バレーボール部に入部した私は勿論どちらも回収し、これから行われる地区大会に向けて皆で頑張っている。
「一年生はボール拾いからなのに凪沙はスタメンだから免除って……ズルいよぉ…」
「私もボール拾いしようか?」
「冗談だよこのスポーツ推薦め!!」
ボールを抱えたルナにビシッと言われてしまい苦笑した。
「おーい富永さんこっち来てポジション確認するよー」
「はーい!」
*
「わー、御幸くん頑張ってるじゃん!……凪沙?」
「え、あぁうん。凄いよね」
部活終わりに野球部でも見て行くか、とルナが言い出したので何となく了承して着いてきた。
「御幸くん一年なのに先輩と張り合ってるのすごすぎ」
「どれが御幸くん?」
「はぁ?さっきテキトーに返事したな~?ほら、あれだよ。防具つけてて…あ、こっち見た」
え?、と視線をさまよわせ、漸く一人の男子がこっちに手を振ってるのを見つけた。
あぁ本当だ、よく見たら御幸くんだって分かる。
「凪沙に手振ってんじゃん?振り返してあげなよ」
「え、えぇ~…が、頑張れ御幸くーん!」
ルナに急かされるままぎこちない笑顔で手を振って応援すれば、御幸くんはちょっと固まったあと笑顔を見せてくれた。
「御幸くんやっぱり顔いいよね」
「凪沙も顔いいよ」
「あ、ありがとう?」
野球部はまだ練習を続けるようで、御幸くんはガタイのいい先輩に引っ張られてどこかへ消えてしまった。

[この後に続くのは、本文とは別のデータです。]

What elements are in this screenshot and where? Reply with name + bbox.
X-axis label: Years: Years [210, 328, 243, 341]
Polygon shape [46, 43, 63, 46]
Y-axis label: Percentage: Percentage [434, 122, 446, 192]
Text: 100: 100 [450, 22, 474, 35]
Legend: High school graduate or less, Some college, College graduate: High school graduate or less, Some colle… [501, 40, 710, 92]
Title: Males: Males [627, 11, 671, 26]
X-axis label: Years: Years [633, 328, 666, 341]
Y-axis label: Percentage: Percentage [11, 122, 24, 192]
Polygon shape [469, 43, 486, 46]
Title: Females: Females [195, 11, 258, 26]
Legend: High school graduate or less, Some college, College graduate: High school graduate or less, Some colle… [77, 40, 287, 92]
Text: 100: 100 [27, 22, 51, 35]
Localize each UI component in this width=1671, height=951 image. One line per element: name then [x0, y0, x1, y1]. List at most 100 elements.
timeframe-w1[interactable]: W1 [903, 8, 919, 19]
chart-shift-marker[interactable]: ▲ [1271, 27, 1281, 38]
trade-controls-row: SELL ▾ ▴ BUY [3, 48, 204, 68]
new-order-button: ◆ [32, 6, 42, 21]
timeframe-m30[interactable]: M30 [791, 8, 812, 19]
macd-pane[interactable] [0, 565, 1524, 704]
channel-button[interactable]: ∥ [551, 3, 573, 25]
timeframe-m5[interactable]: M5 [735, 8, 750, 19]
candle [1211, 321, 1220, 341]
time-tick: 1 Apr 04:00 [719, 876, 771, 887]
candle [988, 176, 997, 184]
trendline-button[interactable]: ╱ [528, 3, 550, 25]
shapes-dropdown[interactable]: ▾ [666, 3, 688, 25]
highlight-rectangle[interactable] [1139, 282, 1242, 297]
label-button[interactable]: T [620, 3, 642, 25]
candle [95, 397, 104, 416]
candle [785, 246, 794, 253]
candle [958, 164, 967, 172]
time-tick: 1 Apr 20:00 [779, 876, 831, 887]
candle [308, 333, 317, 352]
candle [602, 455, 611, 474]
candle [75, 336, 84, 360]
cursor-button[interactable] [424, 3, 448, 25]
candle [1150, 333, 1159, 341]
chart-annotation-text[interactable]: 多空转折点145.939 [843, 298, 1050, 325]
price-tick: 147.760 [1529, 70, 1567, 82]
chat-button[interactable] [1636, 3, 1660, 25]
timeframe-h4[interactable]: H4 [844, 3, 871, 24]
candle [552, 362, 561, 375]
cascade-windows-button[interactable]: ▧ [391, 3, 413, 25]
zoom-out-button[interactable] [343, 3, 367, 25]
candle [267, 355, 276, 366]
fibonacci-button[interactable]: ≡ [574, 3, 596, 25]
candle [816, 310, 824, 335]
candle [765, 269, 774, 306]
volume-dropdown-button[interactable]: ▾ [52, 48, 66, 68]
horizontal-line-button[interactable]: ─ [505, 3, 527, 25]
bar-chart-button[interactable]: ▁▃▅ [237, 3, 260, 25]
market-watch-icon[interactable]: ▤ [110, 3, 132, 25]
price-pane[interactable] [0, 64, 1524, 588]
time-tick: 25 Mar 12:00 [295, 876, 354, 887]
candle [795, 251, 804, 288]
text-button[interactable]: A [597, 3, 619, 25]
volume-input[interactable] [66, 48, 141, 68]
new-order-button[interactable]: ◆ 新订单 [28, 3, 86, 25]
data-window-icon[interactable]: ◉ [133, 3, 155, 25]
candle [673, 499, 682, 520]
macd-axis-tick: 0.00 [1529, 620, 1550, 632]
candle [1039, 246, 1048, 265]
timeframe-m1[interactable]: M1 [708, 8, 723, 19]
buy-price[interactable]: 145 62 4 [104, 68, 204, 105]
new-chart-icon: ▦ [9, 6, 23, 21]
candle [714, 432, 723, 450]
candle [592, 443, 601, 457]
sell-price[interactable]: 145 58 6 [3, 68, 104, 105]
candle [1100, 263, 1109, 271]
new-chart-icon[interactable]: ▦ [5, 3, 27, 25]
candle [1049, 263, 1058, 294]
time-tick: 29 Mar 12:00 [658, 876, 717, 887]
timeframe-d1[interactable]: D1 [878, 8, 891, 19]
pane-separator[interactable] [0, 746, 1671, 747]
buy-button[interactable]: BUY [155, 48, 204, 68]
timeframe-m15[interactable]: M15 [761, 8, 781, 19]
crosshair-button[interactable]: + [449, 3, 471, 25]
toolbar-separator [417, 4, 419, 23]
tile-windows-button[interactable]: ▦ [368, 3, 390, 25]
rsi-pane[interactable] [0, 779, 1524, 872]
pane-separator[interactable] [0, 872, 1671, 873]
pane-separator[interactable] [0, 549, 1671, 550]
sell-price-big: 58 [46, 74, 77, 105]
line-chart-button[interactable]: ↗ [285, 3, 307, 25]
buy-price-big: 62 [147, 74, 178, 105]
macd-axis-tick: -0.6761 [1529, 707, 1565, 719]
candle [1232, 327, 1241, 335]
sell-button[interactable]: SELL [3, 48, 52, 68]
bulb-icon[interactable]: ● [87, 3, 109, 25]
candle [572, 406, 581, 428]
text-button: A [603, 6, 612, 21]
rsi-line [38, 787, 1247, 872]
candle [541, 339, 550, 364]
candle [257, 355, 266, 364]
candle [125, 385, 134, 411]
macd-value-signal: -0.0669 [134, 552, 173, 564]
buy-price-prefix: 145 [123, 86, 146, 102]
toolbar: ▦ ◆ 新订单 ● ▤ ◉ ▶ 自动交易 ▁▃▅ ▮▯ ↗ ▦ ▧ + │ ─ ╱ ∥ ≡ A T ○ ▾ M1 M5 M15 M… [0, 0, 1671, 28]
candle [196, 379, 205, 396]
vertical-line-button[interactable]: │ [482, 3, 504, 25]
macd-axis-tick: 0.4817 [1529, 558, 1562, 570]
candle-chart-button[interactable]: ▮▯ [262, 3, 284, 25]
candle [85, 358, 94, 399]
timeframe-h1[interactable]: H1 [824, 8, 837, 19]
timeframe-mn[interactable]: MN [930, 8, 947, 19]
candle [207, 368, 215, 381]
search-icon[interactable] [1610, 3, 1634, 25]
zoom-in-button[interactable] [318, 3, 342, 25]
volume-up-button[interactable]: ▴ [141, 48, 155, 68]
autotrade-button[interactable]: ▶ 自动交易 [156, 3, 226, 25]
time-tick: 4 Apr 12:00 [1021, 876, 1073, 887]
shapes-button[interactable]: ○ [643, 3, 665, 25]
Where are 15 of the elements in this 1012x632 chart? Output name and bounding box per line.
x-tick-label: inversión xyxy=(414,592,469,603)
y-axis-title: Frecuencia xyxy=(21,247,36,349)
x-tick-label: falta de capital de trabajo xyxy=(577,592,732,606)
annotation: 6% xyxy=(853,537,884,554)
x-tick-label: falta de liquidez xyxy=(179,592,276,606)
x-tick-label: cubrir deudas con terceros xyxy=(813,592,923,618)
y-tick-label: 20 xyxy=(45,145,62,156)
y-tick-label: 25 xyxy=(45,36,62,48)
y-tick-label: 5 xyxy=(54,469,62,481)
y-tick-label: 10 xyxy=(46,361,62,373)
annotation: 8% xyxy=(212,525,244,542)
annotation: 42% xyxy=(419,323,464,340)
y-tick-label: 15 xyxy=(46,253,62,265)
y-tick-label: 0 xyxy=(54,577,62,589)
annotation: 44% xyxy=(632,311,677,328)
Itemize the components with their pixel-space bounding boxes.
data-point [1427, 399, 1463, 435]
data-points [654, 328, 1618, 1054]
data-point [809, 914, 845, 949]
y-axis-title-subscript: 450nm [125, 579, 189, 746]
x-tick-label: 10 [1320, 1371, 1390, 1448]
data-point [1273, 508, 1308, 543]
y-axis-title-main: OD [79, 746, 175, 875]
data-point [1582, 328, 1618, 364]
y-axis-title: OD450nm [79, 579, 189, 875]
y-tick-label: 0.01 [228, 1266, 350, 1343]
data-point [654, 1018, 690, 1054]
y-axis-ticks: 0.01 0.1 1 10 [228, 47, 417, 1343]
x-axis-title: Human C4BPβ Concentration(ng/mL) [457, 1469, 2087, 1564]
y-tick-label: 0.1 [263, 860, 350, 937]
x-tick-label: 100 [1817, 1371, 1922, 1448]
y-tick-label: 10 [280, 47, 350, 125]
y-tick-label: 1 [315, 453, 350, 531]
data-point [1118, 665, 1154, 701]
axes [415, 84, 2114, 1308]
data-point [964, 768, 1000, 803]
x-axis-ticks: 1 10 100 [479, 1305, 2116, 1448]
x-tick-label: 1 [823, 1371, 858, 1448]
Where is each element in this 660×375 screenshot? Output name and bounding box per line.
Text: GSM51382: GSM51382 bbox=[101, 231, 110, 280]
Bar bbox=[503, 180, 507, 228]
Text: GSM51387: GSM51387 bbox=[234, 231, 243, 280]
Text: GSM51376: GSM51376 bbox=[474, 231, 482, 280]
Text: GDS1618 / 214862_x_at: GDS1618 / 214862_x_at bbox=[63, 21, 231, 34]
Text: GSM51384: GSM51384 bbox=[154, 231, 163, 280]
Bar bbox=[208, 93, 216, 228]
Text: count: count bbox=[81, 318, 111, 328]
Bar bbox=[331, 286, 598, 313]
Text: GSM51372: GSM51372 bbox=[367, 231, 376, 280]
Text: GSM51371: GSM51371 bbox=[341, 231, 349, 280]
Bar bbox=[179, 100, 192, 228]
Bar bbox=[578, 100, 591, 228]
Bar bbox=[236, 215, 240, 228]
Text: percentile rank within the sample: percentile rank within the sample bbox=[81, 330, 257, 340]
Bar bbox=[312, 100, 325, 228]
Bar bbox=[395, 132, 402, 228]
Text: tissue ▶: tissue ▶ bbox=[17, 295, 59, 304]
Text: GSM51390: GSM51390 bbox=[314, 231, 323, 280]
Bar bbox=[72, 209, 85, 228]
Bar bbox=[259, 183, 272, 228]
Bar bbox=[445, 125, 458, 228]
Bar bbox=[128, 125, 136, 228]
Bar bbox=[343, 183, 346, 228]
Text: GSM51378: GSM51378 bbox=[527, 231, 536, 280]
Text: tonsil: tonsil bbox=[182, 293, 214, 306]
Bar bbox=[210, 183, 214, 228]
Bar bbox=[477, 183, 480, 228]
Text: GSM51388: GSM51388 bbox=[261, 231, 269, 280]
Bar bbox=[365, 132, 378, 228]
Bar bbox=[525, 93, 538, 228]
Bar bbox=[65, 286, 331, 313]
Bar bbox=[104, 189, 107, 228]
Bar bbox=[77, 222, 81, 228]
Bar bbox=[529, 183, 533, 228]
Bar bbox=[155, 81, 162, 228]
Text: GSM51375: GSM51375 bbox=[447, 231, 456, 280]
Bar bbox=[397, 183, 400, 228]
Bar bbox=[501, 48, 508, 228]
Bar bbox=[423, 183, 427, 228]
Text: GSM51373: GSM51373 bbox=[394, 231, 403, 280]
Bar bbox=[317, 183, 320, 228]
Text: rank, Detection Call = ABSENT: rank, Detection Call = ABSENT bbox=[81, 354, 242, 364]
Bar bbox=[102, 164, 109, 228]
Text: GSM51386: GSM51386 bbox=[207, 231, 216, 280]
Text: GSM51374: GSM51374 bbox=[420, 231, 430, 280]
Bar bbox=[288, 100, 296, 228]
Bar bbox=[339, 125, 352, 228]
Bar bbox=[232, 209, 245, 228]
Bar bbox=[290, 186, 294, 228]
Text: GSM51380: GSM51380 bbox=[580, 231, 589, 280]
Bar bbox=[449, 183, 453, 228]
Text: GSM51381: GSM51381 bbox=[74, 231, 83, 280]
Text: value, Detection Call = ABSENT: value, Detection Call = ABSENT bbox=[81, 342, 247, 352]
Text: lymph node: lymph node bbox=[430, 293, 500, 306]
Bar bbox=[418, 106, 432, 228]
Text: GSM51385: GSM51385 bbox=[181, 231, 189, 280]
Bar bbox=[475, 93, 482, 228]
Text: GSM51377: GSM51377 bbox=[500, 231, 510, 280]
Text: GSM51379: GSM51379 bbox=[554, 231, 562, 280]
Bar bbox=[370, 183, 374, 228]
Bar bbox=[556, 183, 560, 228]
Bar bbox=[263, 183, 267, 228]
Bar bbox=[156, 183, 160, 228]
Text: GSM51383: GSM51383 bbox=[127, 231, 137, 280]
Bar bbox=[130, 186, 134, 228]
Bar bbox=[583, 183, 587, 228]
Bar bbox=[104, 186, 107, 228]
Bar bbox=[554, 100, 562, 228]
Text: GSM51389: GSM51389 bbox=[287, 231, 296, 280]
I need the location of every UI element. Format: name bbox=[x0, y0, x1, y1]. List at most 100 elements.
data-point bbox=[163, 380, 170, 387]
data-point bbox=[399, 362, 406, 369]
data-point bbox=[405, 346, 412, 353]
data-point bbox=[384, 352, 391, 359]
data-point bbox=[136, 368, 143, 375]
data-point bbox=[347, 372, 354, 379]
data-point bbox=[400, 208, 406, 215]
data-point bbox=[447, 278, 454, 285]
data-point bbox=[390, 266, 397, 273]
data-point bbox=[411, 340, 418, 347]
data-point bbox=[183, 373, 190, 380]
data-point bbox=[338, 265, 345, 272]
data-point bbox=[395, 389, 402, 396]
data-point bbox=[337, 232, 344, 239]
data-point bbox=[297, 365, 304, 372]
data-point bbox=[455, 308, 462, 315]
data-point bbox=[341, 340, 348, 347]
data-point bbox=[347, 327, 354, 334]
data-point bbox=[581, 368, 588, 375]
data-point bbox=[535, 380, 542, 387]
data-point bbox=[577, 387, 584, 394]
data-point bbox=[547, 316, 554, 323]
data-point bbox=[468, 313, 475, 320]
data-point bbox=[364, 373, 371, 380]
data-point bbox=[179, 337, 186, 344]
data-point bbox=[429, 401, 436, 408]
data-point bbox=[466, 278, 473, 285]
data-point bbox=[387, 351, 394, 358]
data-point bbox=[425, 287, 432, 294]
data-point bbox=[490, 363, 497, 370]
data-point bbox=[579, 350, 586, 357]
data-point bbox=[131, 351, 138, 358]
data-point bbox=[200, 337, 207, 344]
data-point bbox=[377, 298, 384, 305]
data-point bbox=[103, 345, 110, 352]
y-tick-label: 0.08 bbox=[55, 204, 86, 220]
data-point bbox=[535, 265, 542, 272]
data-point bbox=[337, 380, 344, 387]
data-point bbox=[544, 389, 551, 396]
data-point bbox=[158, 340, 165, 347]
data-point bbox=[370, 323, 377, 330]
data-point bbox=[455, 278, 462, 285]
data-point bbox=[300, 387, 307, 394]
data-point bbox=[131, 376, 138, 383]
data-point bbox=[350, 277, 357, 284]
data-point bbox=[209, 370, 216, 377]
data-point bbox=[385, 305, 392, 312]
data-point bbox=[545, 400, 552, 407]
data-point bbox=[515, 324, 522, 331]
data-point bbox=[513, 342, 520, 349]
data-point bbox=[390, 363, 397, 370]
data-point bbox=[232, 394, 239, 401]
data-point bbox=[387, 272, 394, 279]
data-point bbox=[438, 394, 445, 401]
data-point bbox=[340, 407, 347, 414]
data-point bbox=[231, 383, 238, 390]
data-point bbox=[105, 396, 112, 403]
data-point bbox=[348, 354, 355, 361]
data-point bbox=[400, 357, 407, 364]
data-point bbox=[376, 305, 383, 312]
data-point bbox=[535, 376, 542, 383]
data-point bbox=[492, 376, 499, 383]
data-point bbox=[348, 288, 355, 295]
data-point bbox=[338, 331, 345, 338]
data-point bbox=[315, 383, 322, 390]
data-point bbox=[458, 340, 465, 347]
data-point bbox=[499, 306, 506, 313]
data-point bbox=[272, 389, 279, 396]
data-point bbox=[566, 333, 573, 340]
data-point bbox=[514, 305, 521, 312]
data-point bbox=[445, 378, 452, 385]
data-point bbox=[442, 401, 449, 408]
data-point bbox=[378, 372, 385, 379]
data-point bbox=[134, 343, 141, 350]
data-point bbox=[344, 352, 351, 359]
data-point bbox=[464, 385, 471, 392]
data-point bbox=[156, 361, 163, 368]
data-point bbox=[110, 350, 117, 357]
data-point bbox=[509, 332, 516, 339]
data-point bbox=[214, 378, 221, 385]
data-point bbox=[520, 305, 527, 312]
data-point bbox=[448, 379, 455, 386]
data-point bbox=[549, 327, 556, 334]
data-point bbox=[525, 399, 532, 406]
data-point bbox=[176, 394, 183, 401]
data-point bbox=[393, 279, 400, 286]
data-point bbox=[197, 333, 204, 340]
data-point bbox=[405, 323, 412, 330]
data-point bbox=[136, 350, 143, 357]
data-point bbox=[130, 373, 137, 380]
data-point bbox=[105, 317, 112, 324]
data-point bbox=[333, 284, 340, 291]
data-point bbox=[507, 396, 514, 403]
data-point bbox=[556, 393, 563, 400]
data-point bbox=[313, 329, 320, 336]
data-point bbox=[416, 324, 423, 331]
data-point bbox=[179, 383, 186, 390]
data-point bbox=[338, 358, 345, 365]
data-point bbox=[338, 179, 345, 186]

フェンス越しだったけど、彼が元気そうに部活をやっているのを見て少し嬉しくなった。
「帰ろっか」
「うん」
グラウンドを後にした私達は帰路に着きながら野球部って大変そうだね、と話した。
「寮で生活してるらしいよ、御幸くん」
「へぇー」
「私も寮が良かったなー!家遠いし!!」
そうだね、楽そうだしね。
そう言うとルナに「アンタは家近いでしょーが!!」と怒られた。なんでぇ…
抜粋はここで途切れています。